Interestingly it's Australians who are really into it. According to the article, "in Australia, where gardeners have grappled with droughts for a decade, aquaponics is particularly appealing because it requires 80 to 90 percent less water than traditional growing methods." Even though these systems use water they are water saving systems.
"An Atlanta company called Earth Solutions now sells kits online, on Amazon.com and the Home Depot's Web site. Called Farm in a Box, they range in price from $268 to $3,000, and come with pipes, pumps, frames and fittings." Did you catch that? It's on Home Depots website!
I know for a lot of you this seems just so strange. So did organic gardening back in the 70's. The article continues with a comment from Sylvia Bernstein, with who helped develop a mass-market hydroponic product called the AeroGarden. She say's, "'aquaponics is addictive... and it has a way of becoming a full-time pursuit. People start with this little 100-gallon backyard system. But it never stays that way. Next thing, they'll say, the tilapia were really cool, but I want to grow trout. Humm, hobby that has a way of becoming addictive, and turning into a full time pursuit. Sounds like a business to consider.
I realize that this is not for everyone or every garden center business to pursue. If you are interested in attracting new people, especially the young to your garden business a comment from Elsie should interest you. She say's, "'I'd like to hear a bit more about the nutritional value and taste of aquaponically grown herbs, vegetables and fruits. This has just opened a whole new universe to me!'" A whole new universe.
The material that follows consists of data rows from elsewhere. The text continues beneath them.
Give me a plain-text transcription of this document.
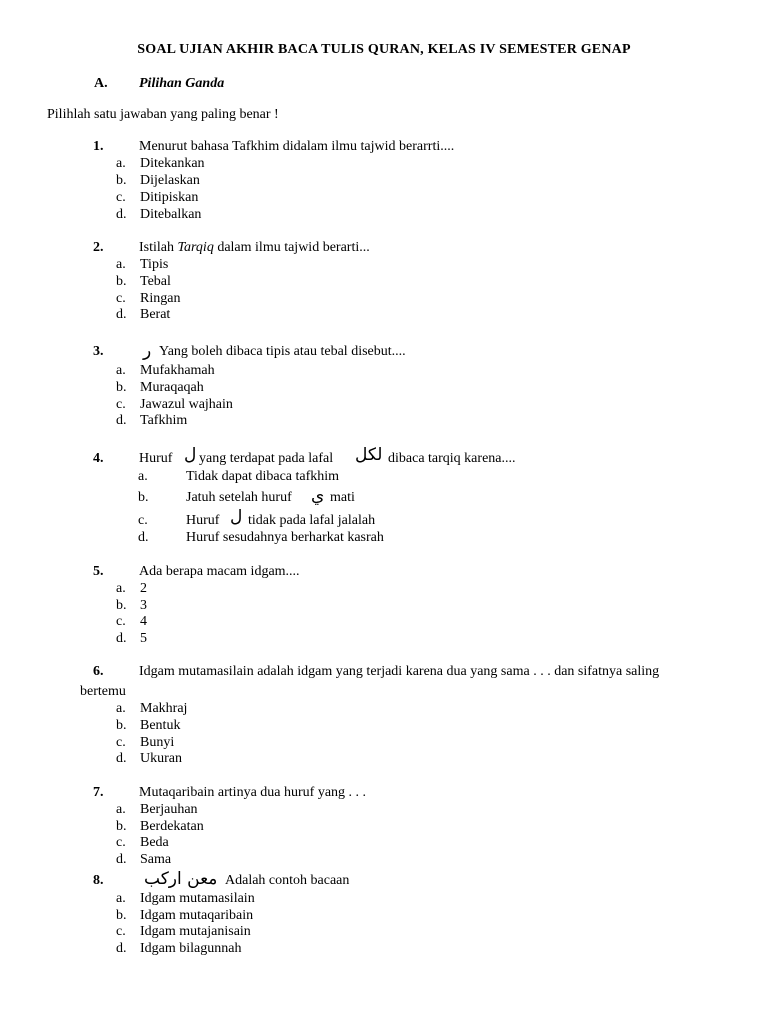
SOAL UJIAN AKHIR BACA TULIS QURAN, KELAS IV SEMESTER GENAP
A. Pilihan Ganda
Pilihlah satu jawaban yang paling benar !
1.	Menurut bahasa Tafkhim didalam ilmu tajwid berarrti....
a. Ditekankan
b. Dijelaskan
c. Ditipiskan
d. Ditebalkan
2.	Istilah Tarqiq dalam ilmu tajwid berarti...
a. Tipis
b. Tebal
c. Ringan
d. Berat
3. ر Yang boleh dibaca tipis atau tebal disebut....
a. Mufakhamah
b. Muraqaqah
c. Jawazul wajhain
d. Tafkhim
4.	Huruf ل yang terdapat pada lafal لكل dibaca tarqiq karena....
a.	Tidak dapat dibaca tafkhim
b.	Jatuh setelah huruf ي mati
c.	Huruf ل tidak pada lafal jalalah
d.	Huruf sesudahnya berharkat kasrah
5.	Ada berapa macam idgam....
a. 2
b. 3
c. 4
d. 5
6.	Idgam mutamasilain adalah idgam yang terjadi karena dua yang sama . . . dan sifatnya saling
bertemu
a. Makhraj
b. Bentuk
c. Bunyi
d. Ukuran
7.	Mutaqaribain artinya dua huruf yang . . .
a. Berjauhan
b. Berdekatan
c. Beda
d. Sama
8. معن اركب Adalah contoh bacaan
a. Idgam mutamasilain
b. Idgam mutaqaribain
c. Idgam mutajanisain
d. Idgam bilagunnah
Don't let your preconceived notions of what it means to garden stop you from designing a business that appeals to a small, but enthusiastic group of people. It will be those who see the future and act on it that will build successful businesses in our industry, which so often seems stuck in the past. Rather than trying to appeal to a large segment of the population, find a niche and service those people. According to Rebecca Nelson who's company Nelson & Pade, publishes the Aquaponics Journal and sells aquaponics systems in Montello, Wis. "'the technology may appeal to a half-dozen consumer types, including those seeking fresh winter herbs; gadget-happy gardeners; and high-income parents and their science-fair kids'. But primarily, she envisions aquaponics as catnip for 'the LOHAS market, that means Lifestyles of Health and Sustainability” the green crowd. Gadget-happy gardeners, high-income parents, science fair kids, and the green crowd. Seems like that is exactly the type of clientele most of us would love to walk in our stores.